The entrance where the glass doors had sat was very unique and elegant. The glass walls that the glass doors were attached to, added to the elegance and beauty. When I had first walked in, I was very shy, timid, and unwilling to go on, this was due to the more mature audience that I had seen when I had first entered the museum. I was still unsure on how to act in a museum, being this my first time, so I was very calm, cool and reserved, but as time went on I saw college students my age probably doing the same thing I was doing. So I then I felt more at ease. Plus my girlfriend was with me so I was not alone.
We walked and walked looking at each art piece, which were all well displayed. Then as I looked at the back wall, a large oil canvas painting looked right back at me. I could feel its pain and so then, I decided to do my paper on this piece The painting was The Ragpicker by Manet. (The Ragpicker. Edouard Manet. 1865.
Oil on canvas.) The painting was so enormous that it was hard to miss. Such a huge painting for one man, it almost looked life-like. The dimensions of this work is 76.75" x 51.25". This scene seems to take place of a lower-class man late in his age, probably near his seventies, appears to be looking out of the corner of his eye. The walking stick seems to symbolize the old age as most walking sticks do.
He is geographically set in the middle of the canvas as the center of the painting. His facial expressions seem to look like something is bothering him. He wears a gray hat and has grown a long white beard on his unshaven face. The bags under his eyes seem to compliment the walking stick and both show the aging process of man. His clothes look to be unwashed and is probably the only clothes he owns. His clothes consist of a long white v-neck long sleeved shirt and a pair of torn blue jeans to cover his legs.

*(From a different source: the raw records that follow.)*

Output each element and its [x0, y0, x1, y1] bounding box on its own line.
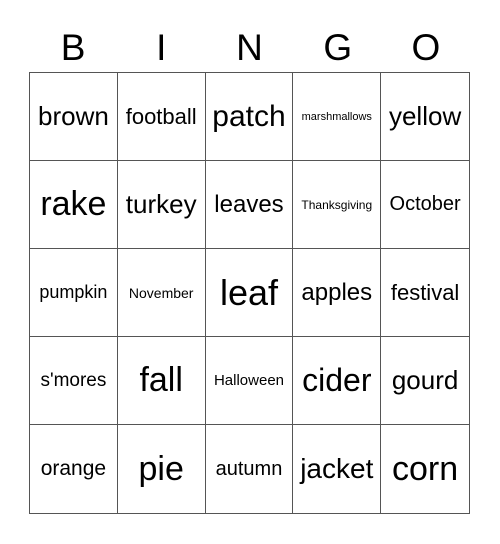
bingo-cell[interactable]: leaves [205, 161, 294, 249]
header-letter-i: I [156, 27, 167, 68]
bingo-cell[interactable]: corn [381, 425, 469, 513]
bingo-cell[interactable]: festival [381, 249, 469, 337]
header-letter-o: O [411, 27, 441, 68]
bingo-cell[interactable]: October [381, 161, 469, 249]
bingo-cell[interactable]: s'mores [30, 337, 118, 425]
bingo-cell[interactable]: apples [293, 249, 382, 337]
bingo-cell[interactable]: autumn [206, 425, 294, 513]
bingo-cell[interactable]: leaf [205, 249, 294, 337]
bingo-cell[interactable]: rake [30, 161, 118, 249]
bingo-cell[interactable]: patch [205, 73, 294, 161]
header-letter-n: N [236, 27, 263, 68]
bingo-cell[interactable]: yellow [381, 73, 469, 161]
bingo-cell[interactable]: cider [293, 337, 382, 425]
bingo-header: B I N G O [29, 24, 470, 72]
bingo-cell[interactable]: November [117, 249, 206, 337]
bingo-cell[interactable]: Thanksgiving [293, 161, 382, 249]
header-letter-g: G [323, 27, 353, 68]
bingo-cell[interactable]: orange [30, 425, 118, 513]
bingo-cell[interactable]: football [117, 73, 206, 161]
bingo-cell[interactable]: marshmallows [293, 73, 382, 161]
bingo-cell[interactable]: pie [118, 425, 206, 513]
bingo-grid: brown football patch marshmallows yellow rake… [29, 72, 470, 514]
bingo-cell[interactable]: turkey [117, 161, 206, 249]
bingo-cell[interactable]: brown [30, 73, 118, 161]
bingo-cell[interactable]: gourd [381, 337, 469, 425]
bingo-cell[interactable]: pumpkin [30, 249, 118, 337]
bingo-cell[interactable]: jacket [293, 425, 382, 513]
bingo-cell[interactable]: Halloween [205, 337, 294, 425]
bingo-cell[interactable]: fall [117, 337, 206, 425]
header-letter-b: B [60, 27, 86, 68]
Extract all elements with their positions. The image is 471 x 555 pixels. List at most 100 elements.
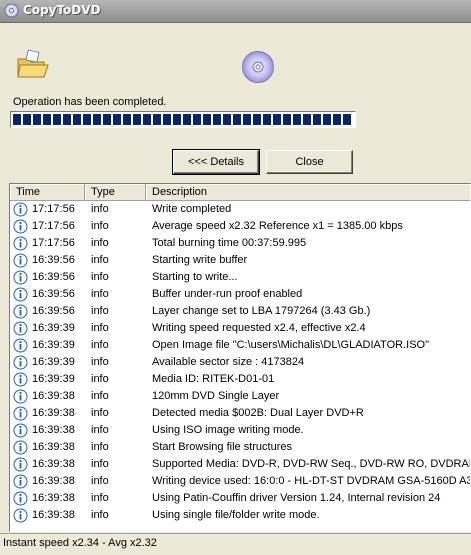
row-type: info — [91, 254, 109, 266]
row-description: Writing speed requested x2.4, effective … — [152, 322, 366, 334]
title-bar: CopyToDVD — [0, 0, 471, 23]
row-time: 16:39:38 — [32, 424, 75, 436]
row-time: 16:39:39 — [32, 339, 75, 351]
row-type: info — [91, 492, 109, 504]
row-time: 17:17:56 — [32, 237, 75, 249]
row-type: info — [91, 305, 109, 317]
info-icon — [13, 372, 28, 387]
row-description: Write completed — [152, 203, 232, 215]
row-time: 16:39:56 — [32, 271, 75, 283]
progress-bar — [10, 111, 356, 128]
table-row[interactable]: 16:39:39 info Media ID: RITEK-D01-01 — [10, 371, 470, 388]
row-description: Buffer under-run proof enabled — [152, 288, 303, 300]
row-time: 16:39:38 — [32, 509, 75, 521]
row-time: 17:17:56 — [32, 203, 75, 215]
row-type: info — [91, 458, 109, 470]
log-list[interactable]: Time Type Description 17:17:56 info Write … — [9, 183, 471, 532]
info-icon — [13, 406, 28, 421]
row-type: info — [91, 356, 109, 368]
row-type: info — [91, 424, 109, 436]
row-time: 16:39:56 — [32, 305, 75, 317]
info-icon — [13, 253, 28, 268]
table-row[interactable]: 16:39:56 info Starting to write... — [10, 269, 470, 286]
table-row[interactable]: 17:17:56 info Write completed — [10, 201, 470, 218]
info-icon — [13, 287, 28, 302]
info-icon — [13, 457, 28, 472]
table-row[interactable]: 16:39:38 info Detected media $002B: Dual L… — [10, 405, 470, 422]
row-type: info — [91, 237, 109, 249]
row-time: 16:39:38 — [32, 475, 75, 487]
row-type: info — [91, 203, 109, 215]
table-row[interactable]: 16:39:38 info Start Browsing file structur… — [10, 439, 470, 456]
info-icon — [13, 321, 28, 336]
app-disc-icon — [4, 3, 19, 18]
row-time: 16:39:38 — [32, 458, 75, 470]
close-button[interactable]: Close — [266, 150, 353, 174]
speed-status-text: Instant speed x2.34 - Avg x2.32 — [3, 537, 157, 549]
column-header-type[interactable]: Type — [85, 184, 146, 201]
row-description: Average speed x2.32 Reference x1 = 1385.… — [152, 220, 403, 232]
row-type: info — [91, 475, 109, 487]
info-icon — [13, 440, 28, 455]
info-icon — [13, 508, 28, 523]
row-time: 16:39:38 — [32, 407, 75, 419]
row-type: info — [91, 220, 109, 232]
window-title: CopyToDVD — [23, 3, 101, 17]
info-icon — [13, 236, 28, 251]
dvd-disc-icon — [242, 51, 274, 83]
column-header-description[interactable]: Description — [146, 184, 470, 201]
table-row[interactable]: 17:17:56 info Total burning time 00:37:59.… — [10, 235, 470, 252]
table-row[interactable]: 16:39:56 info Layer change set to LBA 1797… — [10, 303, 470, 320]
row-description: Starting write buffer — [152, 254, 248, 266]
table-row[interactable]: 16:39:39 info Writing speed requested x2.4… — [10, 320, 470, 337]
progress-bar-fill — [13, 114, 353, 125]
table-row[interactable]: 16:39:38 info 120mm DVD Single Layer — [10, 388, 470, 405]
row-time: 16:39:56 — [32, 288, 75, 300]
table-row[interactable]: 16:39:39 info Open Image file "C:\users\Mi… — [10, 337, 470, 354]
table-row[interactable]: 17:17:56 info Average speed x2.32 Referenc… — [10, 218, 470, 235]
row-description: Using ISO image writing mode. — [152, 424, 304, 436]
row-type: info — [91, 390, 109, 402]
row-description: Using Patin-Couffin driver Version 1.24,… — [152, 492, 441, 504]
table-row[interactable]: 16:39:38 info Using Patin-Couffin driver V… — [10, 490, 470, 507]
info-icon — [13, 474, 28, 489]
row-time: 16:39:39 — [32, 356, 75, 368]
row-time: 16:39:38 — [32, 390, 75, 402]
row-type: info — [91, 509, 109, 521]
main-panel: Operation has been completed. <<< Detail… — [0, 23, 471, 532]
folder-icon — [17, 49, 49, 78]
row-type: info — [91, 271, 109, 283]
row-description: Writing device used: 16:0:0 - HL-DT-ST D… — [152, 475, 471, 487]
column-header-time[interactable]: Time — [10, 184, 85, 201]
row-time: 16:39:39 — [32, 322, 75, 334]
row-type: info — [91, 322, 109, 334]
log-rows: 17:17:56 info Write completed 17:17:56 info A… — [10, 201, 471, 524]
table-row[interactable]: 16:39:56 info Starting write buffer — [10, 252, 470, 269]
row-description: Media ID: RITEK-D01-01 — [152, 373, 275, 385]
table-row[interactable]: 16:39:56 info Buffer under-run proof enabl… — [10, 286, 470, 303]
row-description: Layer change set to LBA 1797264 (3.43 Gb… — [152, 305, 371, 317]
table-row[interactable]: 16:39:38 info Using single file/folder wri… — [10, 507, 470, 524]
details-button[interactable]: <<< Details — [172, 149, 260, 175]
row-type: info — [91, 441, 109, 453]
row-description: Start Browsing file structures — [152, 441, 292, 453]
row-description: Total burning time 00:37:59.995 — [152, 237, 307, 249]
info-icon — [13, 355, 28, 370]
table-row[interactable]: 16:39:38 info Supported Media: DVD-R, DVD-… — [10, 456, 470, 473]
info-icon — [13, 202, 28, 217]
row-description: Starting to write... — [152, 271, 238, 283]
row-type: info — [91, 373, 109, 385]
table-row[interactable]: 16:39:38 info Writing device used: 16:0:0 … — [10, 473, 471, 490]
info-icon — [13, 491, 28, 506]
row-description: Open Image file "C:\users\Michalis\DL\GL… — [152, 339, 429, 351]
operation-status-text: Operation has been completed. — [13, 96, 167, 108]
info-icon — [13, 423, 28, 438]
row-description: Available sector size : 4173824 — [152, 356, 305, 368]
table-row[interactable]: 16:39:39 info Available sector size : 4173… — [10, 354, 470, 371]
status-bar: Instant speed x2.34 - Avg x2.32 — [0, 533, 471, 555]
row-type: info — [91, 288, 109, 300]
info-icon — [13, 304, 28, 319]
info-icon — [13, 219, 28, 234]
row-time: 16:39:38 — [32, 441, 75, 453]
table-row[interactable]: 16:39:38 info Using ISO image writing mode… — [10, 422, 470, 439]
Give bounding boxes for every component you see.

He also has a sack that is hung over his right shoulder. This sack is the same color or appears to be the same color of his hat. The walking stick he carries clenched in his left-hand stands from feet to chest. The knees of the old man are slightly bent and his head is hung over to the side.
His shoes look to be worn down and are gray. Next to his shoes is a pile of trash. In the garbage, there is broken glass, wrappers, a piece of fruit that was bitten into, leaves, and branches. It looks to be that he is on dirt but the background fades to gray.
Manet did not use vertical lines in this painting; instead, he used bending line. The bending line indicates hard working, tired, and weariness. The man's walking stick appears to be very vertical but is actually at a slight diagonal. His life does not at all look like a proud one but more of a laboring, hard and tired life. The bending line gives away the feeling and emotion of the piece. Chiaroscuro was used in this piece.
There is no real light source and no line to distinguish the ground from the sky. This gives you a sense that he is just standing there, almost like he is posing for the camera on a backdrop. The odd light, the not real light source, makes him look like he is alone in the world, like there is nothing else there. The colors are ambiguous. You do not really know what color is where, and what color is what.
It is a lot of different shades of the same basic color yet still are very ambiguous. The colors can represent emotion. The white of his shirt could explain his purity and kind soul and the blue of his jeans represent the infinity. He knows that he is going to be like this for a very long time, if not forever. The blue also puts me into a melancholy state. Its like I am just here and I do not really get excited that I am here, but I am not really feeling sorry that I am here either.
The shading in the background also adds to that state of melancholy. This piece has an implied or simulated texture, which means that it appears to have texture but in reality, it does not, actually, you cannot feel it. Manet fools the eye because the fabric of his shirt and the roughness of his jeans appear to have texture but they do not. If you actually touch the painting, you will find it to be flat and it does not have that feeling of thick application of paint. The painting has realistic 3 dimensional space by the use of linear perspective and chiaroscuro.
It also looks to be 2 dimensional as well, because it almost looks like some influence on the Japanese print, like flat patches of paint. The lines converge from the edges of the paint to the center letting off the effect of a background and a foreground. It looks as though the trash is in the foreground and the man is in the background. In the back of the painting, it is darker which also adds to the effect of the 3 dimensional space. My first experience at the museum was a good one. I had so much fun even after we were done with the Norton-Simon.
Being a business major, I did not know that art could speak to me as it did. It has not influenced me so much as to change my major, but it did open my eyes to a whole new world. Now when I look at art, I do not just see a pretty picture, but what the artist is actually trying to say.